Clinical Epidemiology and Medical Technology Assessment, University Hospital Maastricht, Maastricht, Netherlands.
Qual Life Res. 2010 Jun;19(5):631-42. doi: 10.1007/s11136-010-9625-5. Epub 2010 Mar 26.
This randomized clinical equivalence trial was designed to evaluate health-related quality of life (HRQoL) after fast-track treatment for low-risk coronary artery bypass (CABG) patients.
Four hundred and ten CABG patients were randomly assigned to undergo either short-stay intensive care treatment (SSIC, 8 h of intensive care stay) or control treatment (care as usual, overnight intensive care stay). HRQoL was measured at baseline and 1 month, and one year after surgery using the multidimensional index of life quality (MILQ), the EQ-5D, the Beck Depression Inventory and the State-Trait Anxiety Inventory.

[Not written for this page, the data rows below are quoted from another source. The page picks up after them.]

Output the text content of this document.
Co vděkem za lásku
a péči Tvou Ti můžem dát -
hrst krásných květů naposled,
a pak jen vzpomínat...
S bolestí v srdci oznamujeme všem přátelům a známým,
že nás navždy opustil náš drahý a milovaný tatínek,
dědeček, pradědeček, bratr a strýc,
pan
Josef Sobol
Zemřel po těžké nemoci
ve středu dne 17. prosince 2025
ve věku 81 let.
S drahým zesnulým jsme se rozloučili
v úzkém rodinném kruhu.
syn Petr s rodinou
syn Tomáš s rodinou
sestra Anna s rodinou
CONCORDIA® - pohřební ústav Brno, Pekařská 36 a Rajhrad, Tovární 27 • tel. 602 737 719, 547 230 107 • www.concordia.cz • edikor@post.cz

At one month after surgery, no statistically significant difference in overall HRQoL was found (MILQ-score P-value=.508, overall MILQ-index P-value=.543, EQ-5D VAS P-value=.593). The scores on the MILQ-domains, physical, and social functioning were significantly higher at one month postoperatively in the SSIC group compared to the control group (P-value=.049; 95%CI: 0.01-2.50 and P-value=.014, 95% CI: 0.24-2.06, respectively). However, these differences were no longer observed at long-term follow-up.
According to our definition of clinical equivalence, the HRQoL of SSIC patients is similar to patients receiving care as usual. Since safety and the financial benefits of this intervention were demonstrated in a previously reported analysis, SSIC can be considered as an adequate fast-track intensive care treatment option for low-risk CABG patients.
本随机临床等效性试验旨在评估低危冠状动脉旁路移植术(CABG)患者快速通道治疗后的健康相关生活质量(HRQoL)。
410 例 CABG 患者被随机分为短期重症监护治疗(SSIC,8 小时重症监护)或对照组(常规护理,过夜重症监护)。在基线、手术后 1 个月和 1 年,使用多维生活质量指数(MILQ)、EQ-5D、贝克抑郁量表和状态-特质焦虑量表评估 HRQoL。
术后 1 个月,总体 HRQoL 无统计学差异(MILQ 评分 P 值=0.508,总体 MILQ 指数 P 值=0.543,EQ-5D VAS P 值=0.593)。与对照组相比,SSIC 组术后 1 个月 MILQ 各维度(身体和社会功能)评分明显较高(P 值分别为 0.049,95%CI:0.01-2.50 和 P 值=0.014,95%CI:0.24-2.06)。然而,这些差异在长期随访中不再存在。
根据我们对临床等效性的定义,SSIC 患者的 HRQoL 与接受常规护理的患者相似。由于先前报道的分析显示了该干预措施的安全性和经济效益,SSIC 可被视为低危 CABG 患者的一种适当的快速通道重症监护治疗选择。